I made this code to test a random number:
function a(n){
var b = (Math.floor(Math.random() * (parseInt(n) - n/4) + n/4));
return b;
}
console.log(a(20));My question is if all the numbers have the same opportunity to leave, and how can I check it?
Since trying it out I did not get any 10 more than 20 times
To try you can do a function like the following and you can get the statistics you need
function a(n){
var b = (Math.floor(Math.random() * (parseInt(n) - n/4) + n/4));
return b;
}
function test(){
var cont=1;
var numero = parseInt($("#busca").val(), 10);
var n = parseInt($("#n").val(), 10);
var random;
var encontrado = false;
var limite = parseInt($("#limite").val(), 10);
do{
random = a(n);
console.log(cont+". "+random);
if(random==numero){
encontrado=true;
break;
}
}while(cont++ <= limite)
if(encontrado)
console.log("Ya salio el numero " + numero);
else
console.log("No salio el numero " + numero);
}<script src="https://ajax.googleapis.com/ajax/libs/jquery/1.9.1/jquery.min.js"></script>
N:<input type="text" id="n" value="20"><br>
Esperar: <input type="text" id="busca" value="10"><br>
Iteraciones: <input type="text" id="limite" value="50">
<input type="button" onclick="test();" value="Test" />According to this :
random ()
Returns to Number with positive sign, greater than or equal to 0 but less than 1, chosen randomly or pseudo randomly with approximately uniform distribution over that range, using an implementation-dependent algorithm or strategy. This function takes no arguments.

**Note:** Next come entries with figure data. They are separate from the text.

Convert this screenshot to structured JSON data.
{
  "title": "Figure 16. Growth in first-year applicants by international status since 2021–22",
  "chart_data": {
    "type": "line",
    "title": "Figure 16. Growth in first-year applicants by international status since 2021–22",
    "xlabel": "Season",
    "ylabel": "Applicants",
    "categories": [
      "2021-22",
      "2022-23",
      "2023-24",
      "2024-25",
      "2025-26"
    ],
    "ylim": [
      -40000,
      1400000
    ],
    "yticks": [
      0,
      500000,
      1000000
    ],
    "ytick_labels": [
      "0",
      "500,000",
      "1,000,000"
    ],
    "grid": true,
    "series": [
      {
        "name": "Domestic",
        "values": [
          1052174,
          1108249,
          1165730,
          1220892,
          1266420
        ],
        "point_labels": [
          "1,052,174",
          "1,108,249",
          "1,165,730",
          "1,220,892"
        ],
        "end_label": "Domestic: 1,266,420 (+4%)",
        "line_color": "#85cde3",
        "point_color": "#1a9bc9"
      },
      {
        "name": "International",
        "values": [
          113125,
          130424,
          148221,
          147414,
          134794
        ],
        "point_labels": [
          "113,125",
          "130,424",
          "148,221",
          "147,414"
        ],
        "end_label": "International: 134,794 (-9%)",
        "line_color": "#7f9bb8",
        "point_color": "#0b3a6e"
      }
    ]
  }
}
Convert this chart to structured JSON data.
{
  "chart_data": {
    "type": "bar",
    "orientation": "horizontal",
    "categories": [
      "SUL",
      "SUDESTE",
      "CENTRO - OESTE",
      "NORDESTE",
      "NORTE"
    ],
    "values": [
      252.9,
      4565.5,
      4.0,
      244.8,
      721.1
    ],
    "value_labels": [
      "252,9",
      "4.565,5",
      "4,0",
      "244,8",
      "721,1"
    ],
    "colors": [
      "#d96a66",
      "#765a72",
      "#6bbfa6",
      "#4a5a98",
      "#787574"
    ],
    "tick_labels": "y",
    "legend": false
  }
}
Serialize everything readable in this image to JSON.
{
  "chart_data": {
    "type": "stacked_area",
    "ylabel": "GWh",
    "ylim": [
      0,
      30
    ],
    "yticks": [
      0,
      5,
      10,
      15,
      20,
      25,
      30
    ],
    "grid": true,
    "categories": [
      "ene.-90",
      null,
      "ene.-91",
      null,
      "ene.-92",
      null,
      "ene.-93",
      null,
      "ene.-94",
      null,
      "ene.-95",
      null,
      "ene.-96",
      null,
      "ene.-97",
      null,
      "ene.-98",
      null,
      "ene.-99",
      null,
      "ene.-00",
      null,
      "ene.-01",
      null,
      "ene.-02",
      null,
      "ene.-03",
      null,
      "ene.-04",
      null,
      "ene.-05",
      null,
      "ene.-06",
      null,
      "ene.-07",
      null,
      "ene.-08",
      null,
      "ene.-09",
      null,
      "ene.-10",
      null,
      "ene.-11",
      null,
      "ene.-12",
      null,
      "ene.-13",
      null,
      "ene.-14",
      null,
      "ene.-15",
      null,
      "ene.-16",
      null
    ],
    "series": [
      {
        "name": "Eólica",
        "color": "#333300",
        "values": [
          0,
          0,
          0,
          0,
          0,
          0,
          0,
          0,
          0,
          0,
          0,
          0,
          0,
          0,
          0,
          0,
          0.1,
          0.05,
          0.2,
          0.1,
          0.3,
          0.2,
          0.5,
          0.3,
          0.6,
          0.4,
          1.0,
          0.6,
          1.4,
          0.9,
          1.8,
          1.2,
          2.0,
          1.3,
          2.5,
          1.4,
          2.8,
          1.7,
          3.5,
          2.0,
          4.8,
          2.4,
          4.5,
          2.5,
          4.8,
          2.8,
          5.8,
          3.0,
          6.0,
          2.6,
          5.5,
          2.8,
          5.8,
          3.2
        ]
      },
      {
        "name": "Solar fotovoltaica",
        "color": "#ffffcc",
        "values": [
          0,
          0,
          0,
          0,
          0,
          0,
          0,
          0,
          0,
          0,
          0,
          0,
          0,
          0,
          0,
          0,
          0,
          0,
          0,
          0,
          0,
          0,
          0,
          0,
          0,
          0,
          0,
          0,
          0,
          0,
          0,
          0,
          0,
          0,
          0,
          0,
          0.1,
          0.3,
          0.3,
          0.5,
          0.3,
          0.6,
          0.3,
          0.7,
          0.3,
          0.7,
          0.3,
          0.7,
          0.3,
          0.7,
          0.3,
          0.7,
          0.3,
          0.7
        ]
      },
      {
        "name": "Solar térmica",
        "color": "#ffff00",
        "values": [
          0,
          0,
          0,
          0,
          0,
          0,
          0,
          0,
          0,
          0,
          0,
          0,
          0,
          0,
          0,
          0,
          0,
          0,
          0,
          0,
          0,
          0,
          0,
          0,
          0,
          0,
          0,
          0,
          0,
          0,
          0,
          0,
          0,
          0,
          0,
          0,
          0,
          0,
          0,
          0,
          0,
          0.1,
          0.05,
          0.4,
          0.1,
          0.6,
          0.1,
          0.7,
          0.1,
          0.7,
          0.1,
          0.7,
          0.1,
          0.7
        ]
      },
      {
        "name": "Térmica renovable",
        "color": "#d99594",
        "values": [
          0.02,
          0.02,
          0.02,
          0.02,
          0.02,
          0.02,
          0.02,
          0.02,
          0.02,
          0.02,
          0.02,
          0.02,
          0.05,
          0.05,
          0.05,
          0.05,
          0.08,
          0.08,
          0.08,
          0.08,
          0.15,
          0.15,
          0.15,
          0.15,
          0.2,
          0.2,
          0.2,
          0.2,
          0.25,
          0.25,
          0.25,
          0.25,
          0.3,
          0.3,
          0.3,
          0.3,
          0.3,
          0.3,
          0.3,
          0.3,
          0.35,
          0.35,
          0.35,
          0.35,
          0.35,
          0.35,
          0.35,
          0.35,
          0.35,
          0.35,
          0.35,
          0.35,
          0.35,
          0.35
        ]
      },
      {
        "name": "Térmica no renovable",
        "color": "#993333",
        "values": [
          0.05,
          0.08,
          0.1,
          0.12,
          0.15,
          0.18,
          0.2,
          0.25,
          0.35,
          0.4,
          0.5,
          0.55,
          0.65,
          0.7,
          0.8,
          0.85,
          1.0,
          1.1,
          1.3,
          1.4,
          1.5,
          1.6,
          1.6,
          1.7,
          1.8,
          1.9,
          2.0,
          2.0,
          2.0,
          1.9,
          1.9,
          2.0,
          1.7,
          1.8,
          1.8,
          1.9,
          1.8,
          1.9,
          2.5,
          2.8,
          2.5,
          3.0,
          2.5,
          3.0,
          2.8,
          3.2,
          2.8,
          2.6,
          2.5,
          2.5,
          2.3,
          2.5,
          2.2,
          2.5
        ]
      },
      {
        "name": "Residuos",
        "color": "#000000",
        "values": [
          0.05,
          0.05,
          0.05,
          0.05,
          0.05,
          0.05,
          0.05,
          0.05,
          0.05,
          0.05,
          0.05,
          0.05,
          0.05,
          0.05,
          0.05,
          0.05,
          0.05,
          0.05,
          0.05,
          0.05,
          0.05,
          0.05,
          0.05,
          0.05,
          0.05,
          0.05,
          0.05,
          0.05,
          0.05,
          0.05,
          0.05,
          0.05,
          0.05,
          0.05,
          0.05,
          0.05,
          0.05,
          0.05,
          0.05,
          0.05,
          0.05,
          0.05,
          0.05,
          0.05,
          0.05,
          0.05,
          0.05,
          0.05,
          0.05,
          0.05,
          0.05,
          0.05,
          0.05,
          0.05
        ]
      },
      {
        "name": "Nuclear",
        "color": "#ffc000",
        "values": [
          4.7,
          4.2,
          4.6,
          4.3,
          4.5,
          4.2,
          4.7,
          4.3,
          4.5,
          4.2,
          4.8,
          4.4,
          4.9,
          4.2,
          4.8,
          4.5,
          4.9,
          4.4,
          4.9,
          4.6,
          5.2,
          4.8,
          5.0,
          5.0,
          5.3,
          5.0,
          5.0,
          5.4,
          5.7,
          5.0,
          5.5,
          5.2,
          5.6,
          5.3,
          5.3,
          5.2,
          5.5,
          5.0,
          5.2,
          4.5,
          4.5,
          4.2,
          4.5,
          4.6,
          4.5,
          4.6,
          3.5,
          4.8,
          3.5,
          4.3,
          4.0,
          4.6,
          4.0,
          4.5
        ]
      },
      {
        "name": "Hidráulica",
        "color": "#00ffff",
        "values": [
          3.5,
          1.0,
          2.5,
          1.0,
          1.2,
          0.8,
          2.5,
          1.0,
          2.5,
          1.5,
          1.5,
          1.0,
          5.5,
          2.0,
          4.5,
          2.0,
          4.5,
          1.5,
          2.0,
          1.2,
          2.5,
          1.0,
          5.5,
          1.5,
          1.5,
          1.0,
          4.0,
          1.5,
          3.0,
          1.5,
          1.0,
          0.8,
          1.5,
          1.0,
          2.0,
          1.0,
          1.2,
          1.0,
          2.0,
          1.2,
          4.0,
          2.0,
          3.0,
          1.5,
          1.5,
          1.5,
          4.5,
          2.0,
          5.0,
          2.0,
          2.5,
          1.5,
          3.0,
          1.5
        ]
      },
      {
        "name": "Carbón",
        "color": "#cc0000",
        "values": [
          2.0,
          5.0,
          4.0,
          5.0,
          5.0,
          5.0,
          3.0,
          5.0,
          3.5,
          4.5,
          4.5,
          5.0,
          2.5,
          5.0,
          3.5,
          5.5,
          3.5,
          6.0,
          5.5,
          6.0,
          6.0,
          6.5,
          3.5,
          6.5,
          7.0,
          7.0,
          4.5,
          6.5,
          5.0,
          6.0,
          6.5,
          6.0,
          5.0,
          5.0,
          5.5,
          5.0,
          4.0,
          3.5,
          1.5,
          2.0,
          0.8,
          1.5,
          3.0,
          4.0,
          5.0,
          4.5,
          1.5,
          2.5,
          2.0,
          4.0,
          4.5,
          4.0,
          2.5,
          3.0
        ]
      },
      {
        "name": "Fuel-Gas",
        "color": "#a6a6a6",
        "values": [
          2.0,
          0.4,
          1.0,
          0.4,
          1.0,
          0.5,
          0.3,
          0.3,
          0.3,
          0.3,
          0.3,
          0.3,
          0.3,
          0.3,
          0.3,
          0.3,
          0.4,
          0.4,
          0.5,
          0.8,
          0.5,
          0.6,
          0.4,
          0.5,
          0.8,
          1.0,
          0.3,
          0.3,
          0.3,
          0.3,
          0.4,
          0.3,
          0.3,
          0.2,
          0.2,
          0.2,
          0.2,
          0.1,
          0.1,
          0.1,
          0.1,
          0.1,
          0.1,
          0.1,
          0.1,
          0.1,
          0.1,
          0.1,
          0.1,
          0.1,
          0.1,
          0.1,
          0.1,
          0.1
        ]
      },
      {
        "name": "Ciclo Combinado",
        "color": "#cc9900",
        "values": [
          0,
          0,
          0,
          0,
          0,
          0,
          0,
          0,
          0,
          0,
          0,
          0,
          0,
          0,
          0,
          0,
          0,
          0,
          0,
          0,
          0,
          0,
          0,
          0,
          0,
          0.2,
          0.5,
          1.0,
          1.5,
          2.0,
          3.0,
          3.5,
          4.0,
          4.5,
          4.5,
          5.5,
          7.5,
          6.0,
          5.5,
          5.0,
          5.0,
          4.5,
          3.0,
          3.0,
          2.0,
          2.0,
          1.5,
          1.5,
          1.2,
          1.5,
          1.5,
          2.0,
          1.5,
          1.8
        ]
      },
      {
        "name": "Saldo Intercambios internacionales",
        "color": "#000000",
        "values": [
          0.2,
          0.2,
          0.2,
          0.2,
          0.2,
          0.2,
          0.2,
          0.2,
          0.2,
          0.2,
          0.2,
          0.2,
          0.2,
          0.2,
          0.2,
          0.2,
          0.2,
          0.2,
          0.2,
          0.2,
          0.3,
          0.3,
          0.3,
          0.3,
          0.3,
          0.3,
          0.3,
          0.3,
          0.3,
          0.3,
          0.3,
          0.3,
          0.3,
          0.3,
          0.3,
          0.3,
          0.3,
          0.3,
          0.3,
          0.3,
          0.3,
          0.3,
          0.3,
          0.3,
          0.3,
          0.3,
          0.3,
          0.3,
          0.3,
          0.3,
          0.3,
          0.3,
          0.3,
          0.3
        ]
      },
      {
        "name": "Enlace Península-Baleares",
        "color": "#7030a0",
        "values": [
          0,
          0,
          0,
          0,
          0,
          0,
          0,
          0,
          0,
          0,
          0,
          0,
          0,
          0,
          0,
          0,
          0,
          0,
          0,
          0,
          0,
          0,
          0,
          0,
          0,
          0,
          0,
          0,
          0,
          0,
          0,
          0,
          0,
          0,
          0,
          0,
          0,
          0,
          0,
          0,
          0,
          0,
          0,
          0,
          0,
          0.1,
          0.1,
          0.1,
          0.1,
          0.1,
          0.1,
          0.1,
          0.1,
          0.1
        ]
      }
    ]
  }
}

That is, the probability of any number within the range 0 to 1 (not including 1) follows an approximate uniform distribution, which means that any number should have the same probability of appearing. While it may seem obvious, this does not mean that executing your algorithm a certain number of times, you will surely get a certain number, it means that as you continue executing it (that is, your attempts tend to infinity), the apparitions of each number should tend to be the same.